Kerry man jailed for repeated rape of his daughters

Justice Owens imposed 14 years imprisonment and suspended the final two years on strict conditions.

A KERRY MAN who began sexually abusing his daughters after renewing a relationship with their mother has been jailed for 12 years.

One of the girls, who was repeatedly raped by her father after he came back into her life following a long absence, said the man had torn her family apart and made her life a living hell.

The court heard her mother and father would regularly be drunk leading to neglect of the children. The victim outlined how her mother had been doing well before her father returned but when he came back she “gave up.”

“I feel like you are the devil,” she said. “Instead of loving me as a daughter you broke my family apart.”

The offending came to light when the younger girl made a 999 call using her sister’s phone after her father left for work and told gardaí: “My dad has been raping me for two years.”

The 38-year-old man, who can not be named to protect the children’s identities, pleaded guilty at the Central Criminal Court to 14 sample counts of raping his younger daughter on dates between May 2017 and May 2019.

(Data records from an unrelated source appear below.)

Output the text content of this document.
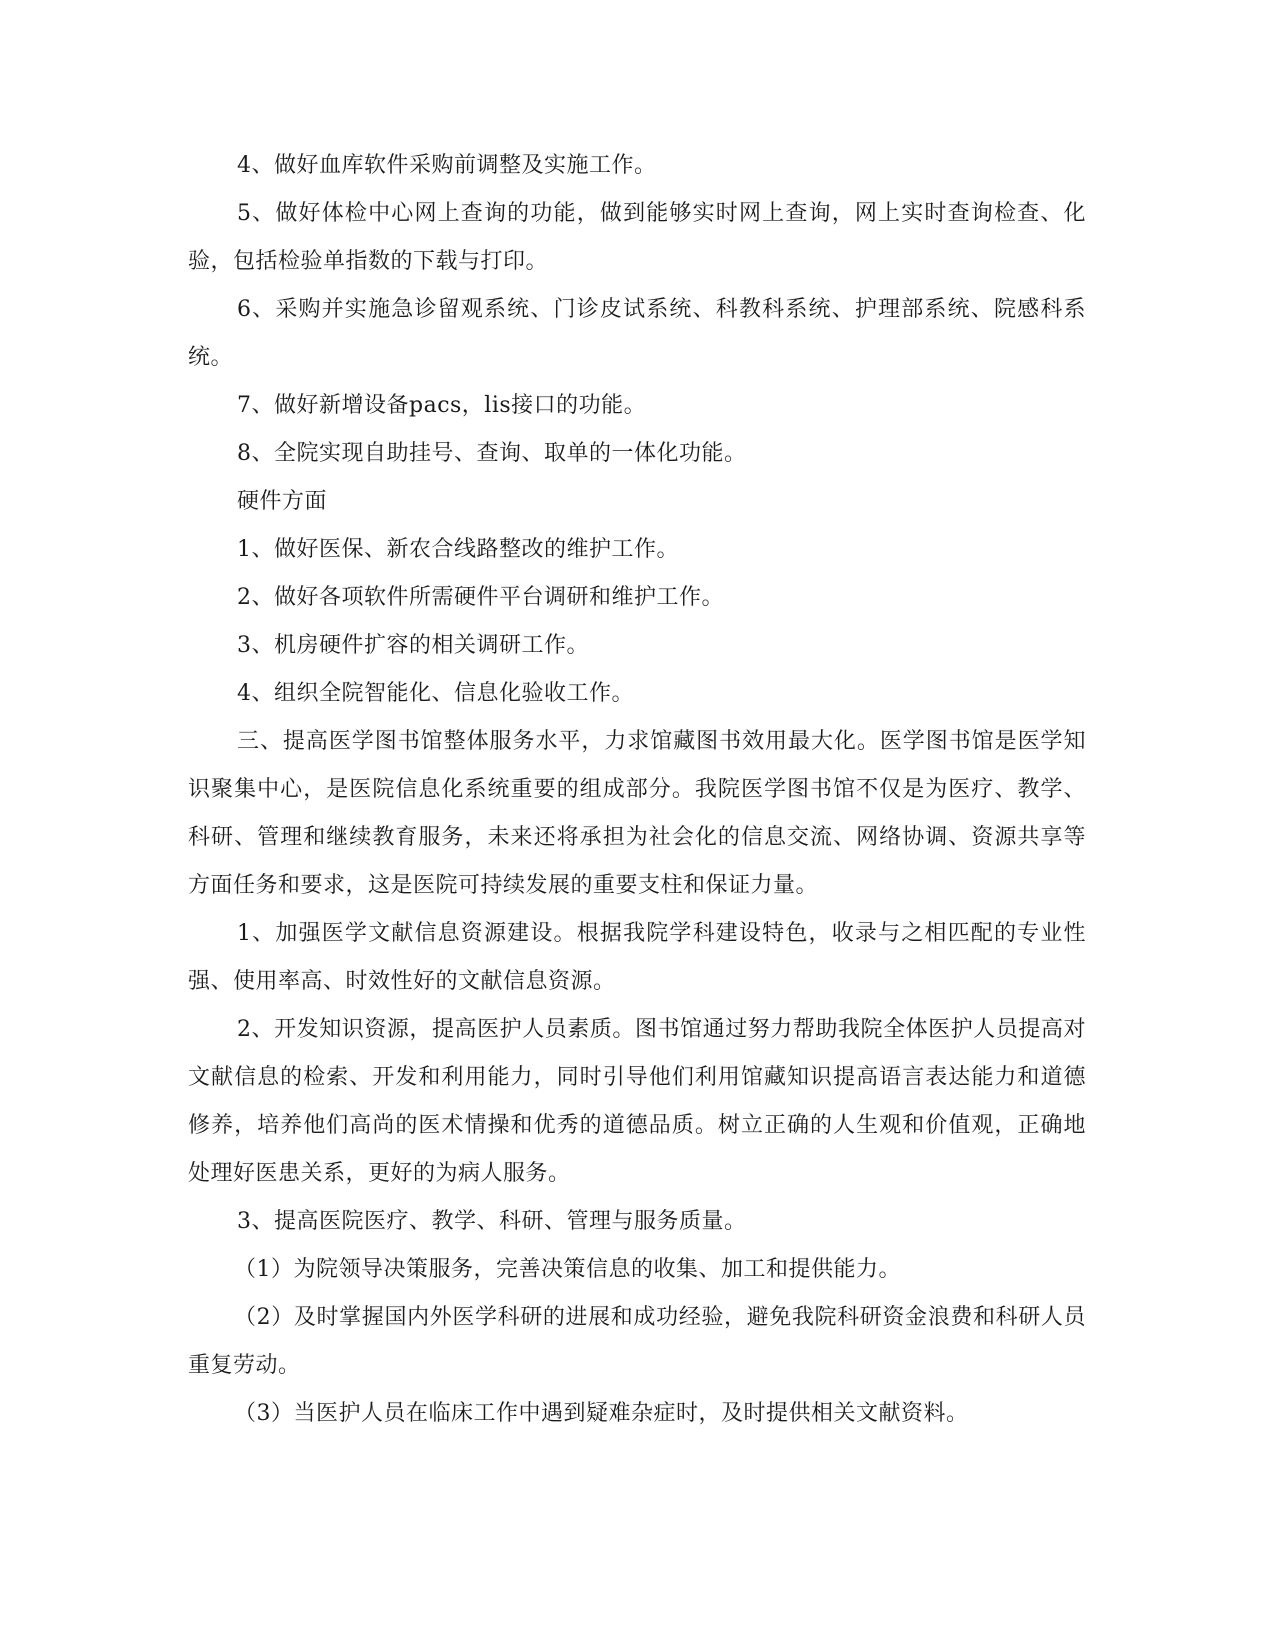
4、做好血库软件采购前调整及实施工作。

5、做好体检中心网上查询的功能，做到能够实时网上查询，网上实时查询检查、化验，包括检验单指数的下载与打印。

6、采购并实施急诊留观系统、门诊皮试系统、科教科系统、护理部系统、院感科系统。

7、做好新增设备pacs，lis接口的功能。

8、全院实现自助挂号、查询、取单的一体化功能。

硬件方面

1、做好医保、新农合线路整改的维护工作。

2、做好各项软件所需硬件平台调研和维护工作。

3、机房硬件扩容的相关调研工作。

4、组织全院智能化、信息化验收工作。

三、提高医学图书馆整体服务水平，力求馆藏图书效用最大化。医学图书馆是医学知识聚集中心，是医院信息化系统重要的组成部分。我院医学图书馆不仅是为医疗、教学、科研、管理和继续教育服务，未来还将承担为社会化的信息交流、网络协调、资源共享等方面任务和要求，这是医院可持续发展的重要支柱和保证力量。

1、加强医学文献信息资源建设。根据我院学科建设特色，收录与之相匹配的专业性强、使用率高、时效性好的文献信息资源。

2、开发知识资源，提高医护人员素质。图书馆通过努力帮助我院全体医护人员提高对文献信息的检索、开发和利用能力，同时引导他们利用馆藏知识提高语言表达能力和道德修养，培养他们高尚的医术情操和优秀的道德品质。树立正确的人生观和价值观，正确地处理好医患关系，更好的为病人服务。

3、提高医院医疗、教学、科研、管理与服务质量。

（1）为院领导决策服务，完善决策信息的收集、加工和提供能力。

（2）及时掌握国内外医学科研的进展和成功经验，避免我院科研资金浪费和科研人员重复劳动。

（3）当医护人员在临床工作中遇到疑难杂症时，及时提供相关文献资料。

He also pleaded guilty to one count of sexually assaulting his elder daughter on a date in April or May 2019.

Justice Alex Owens said the relationship between the parents involved drug taking and alcohol abuse as well as neglect of children for which the accused had a large degree of responsibility.

He noted the accused man and the girl’s mother were regularly drunk after he came back into their lives and despite one of the girls telling her mother what was happening, nothing was done.

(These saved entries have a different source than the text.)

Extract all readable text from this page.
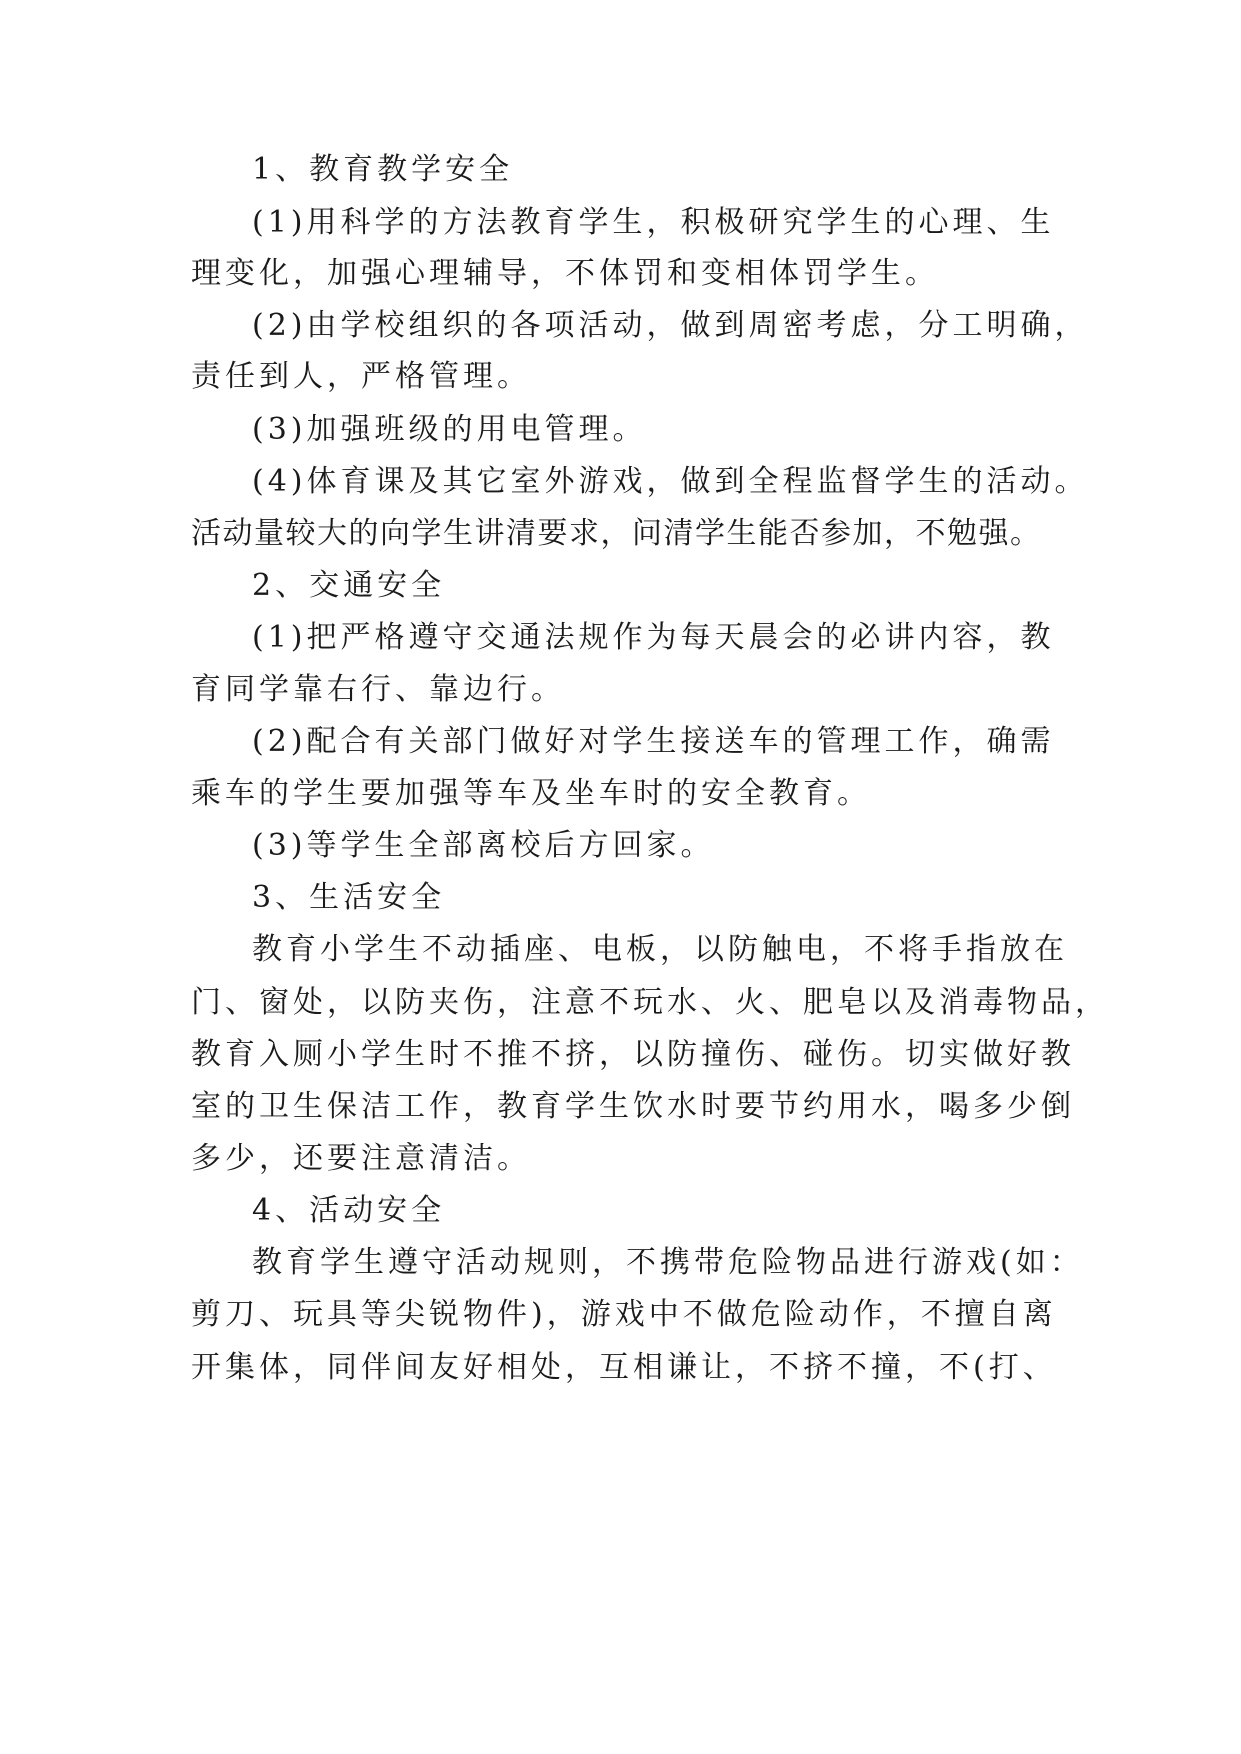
1、教育教学安全
(1)用科学的方法教育学生，积极研究学生的心理、生
理变化，加强心理辅导，不体罚和变相体罚学生。
(2)由学校组织的各项活动，做到周密考虑，分工明确，
责任到人，严格管理。
(3)加强班级的用电管理。
(4)体育课及其它室外游戏，做到全程监督学生的活动。
活动量较大的向学生讲清要求，问清学生能否参加，不勉强。
2、交通安全
(1)把严格遵守交通法规作为每天晨会的必讲内容，教
育同学靠右行、靠边行。
(2)配合有关部门做好对学生接送车的管理工作，确需
乘车的学生要加强等车及坐车时的安全教育。
(3)等学生全部离校后方回家。
3、生活安全
教育小学生不动插座、电板，以防触电，不将手指放在
门、窗处，以防夹伤，注意不玩水、火、肥皂以及消毒物品，
教育入厕小学生时不推不挤，以防撞伤、碰伤。切实做好教
室的卫生保洁工作，教育学生饮水时要节约用水，喝多少倒
多少，还要注意清洁。
4、活动安全
教育学生遵守活动规则，不携带危险物品进行游戏(如：
剪刀、玩具等尖锐物件)，游戏中不做危险动作，不擅自离
开集体，同伴间友好相处，互相谦让，不挤不撞，不(打、
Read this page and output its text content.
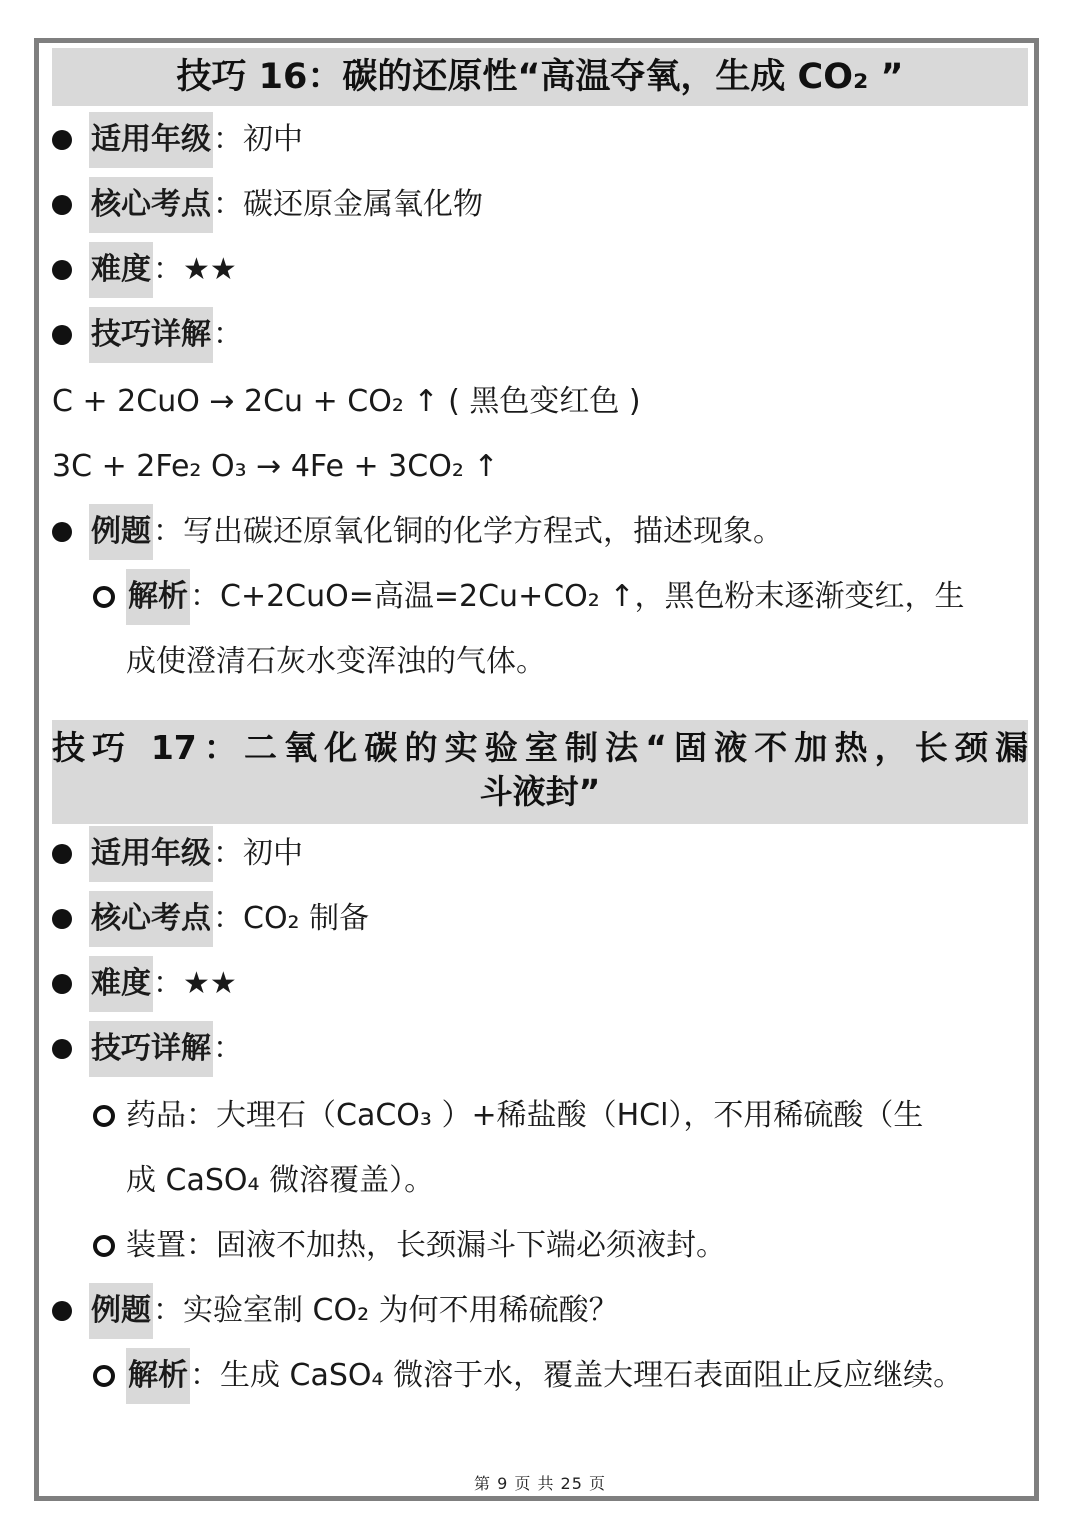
技巧 16：碳的还原性“高温夺氧，生成 CO₂ ”
适用年级：初中
核心考点：碳还原金属氧化物
难度：★★
技巧详解：
C + 2CuO → 2Cu + CO₂ ↑ ( 黑色变红色 )
3C + 2Fe₂ O₃ → 4Fe + 3CO₂ ↑
例题：写出碳还原氧化铜的化学方程式，描述现象。
解析：C+2CuO=高温=2Cu+CO₂ ↑，黑色粉末逐渐变红，生
成使澄清石灰水变浑浊的气体。
技巧 17：二氧化碳的实验室制法“固液不加热，长颈漏
斗液封”
适用年级：初中
核心考点：CO₂ 制备
难度：★★
技巧详解：
药品：大理石（CaCO₃ ）+稀盐酸（HCl），不用稀硫酸（生
成 CaSO₄ 微溶覆盖）。
装置：固液不加热，长颈漏斗下端必须液封。
例题：实验室制 CO₂ 为何不用稀硫酸？
解析：生成 CaSO₄ 微溶于水，覆盖大理石表面阻止反应继续。
第 9 页 共 25 页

Justice Owen’s said the accused man had threatened suicide if the abuse was disclosed and told the girl he would be locked up.

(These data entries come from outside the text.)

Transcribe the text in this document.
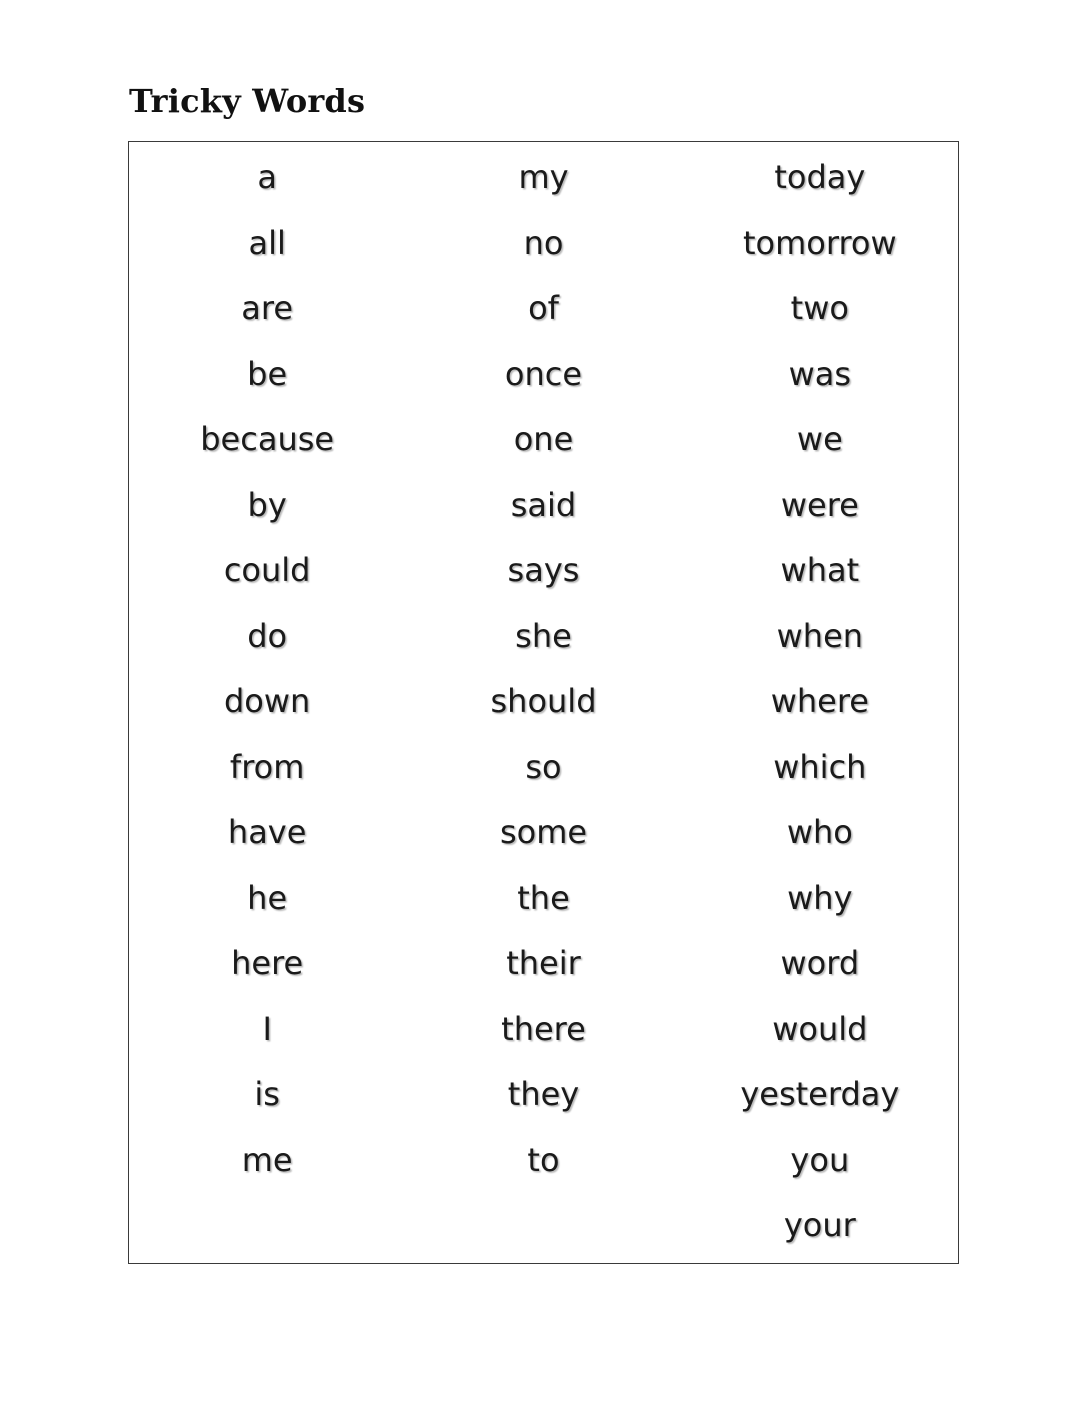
Tricky Words
a
all
are
be
because
by
could
do
down
from
have
he
here
I
is
me
my
no
of
once
one
said
says
she
should
so
some
the
their
there
they
to
today
tomorrow
two
was
we
were
what
when
where
which
who
why
word
would
yesterday
you
your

He noted the man had pleaded guilty at an early stage and had been physically and sexually abused in his own childhood. He noted the man was an alcoholic and drug addict for many years.

He noted the man’s culpability was increased due to the repeated offending and multiple victims. He noted the harm caused to the victims and the damage inflicted on their family unit.

The judge said the accused was no longer a young man trying to find his way in life and he had made little or no effort to rehabilitate himself, with a casual disregard for the harm he caused to others.

He said the accused man had offered an apology but this was qualified by a claim to his probation officer that he could not remember abusing the girls. He noted the man’s guilty plea.

Justice Owens imposed 14 years imprisonment and suspended the final two years on strict conditions. He ordered seven years post release supervision.

‘My story so far’

A local garda told Siobhan Lankford SC, prosecuting, that after returning to the family home the accused man had groomed, threatened, and raped his younger daughter over a period of two years.

The offences came to light after gardaí responded to an emergency call from the younger girl telling them her father had been raping her for two years.

The girl was taken to a sexual assault treatment unit and her father’s DNA was found in semen in her vagina.

Gardai found a document written by the girl called “my story so far” in which she detailed how the abuse which would happen when her parents were drinking had started when she was 12 years old.

The garda said there was a single count of sexual assault against the older girl in which her father had come into her room and touched her breast inside her top and vagina outside her clothing.

Tom Creed SC, defending, said that his client had suffered sexual and severe physical abuse in his own childhood.

He outlined a letter of apology written by the man to his daughters in which he said he had failed as a father and that if he had had the courage to come forward to report what had happened to him he might have been in a different place. He hoped they would use the services available to them.

The man apologised for the hurt and trauma he had inflicted and hoped the sentencing would be the beginning of a closure process for them.

Creed submitted his client had pleaded at an early stage which was some comfort to the girls in that they did not have to come to court and answer questions before a jury.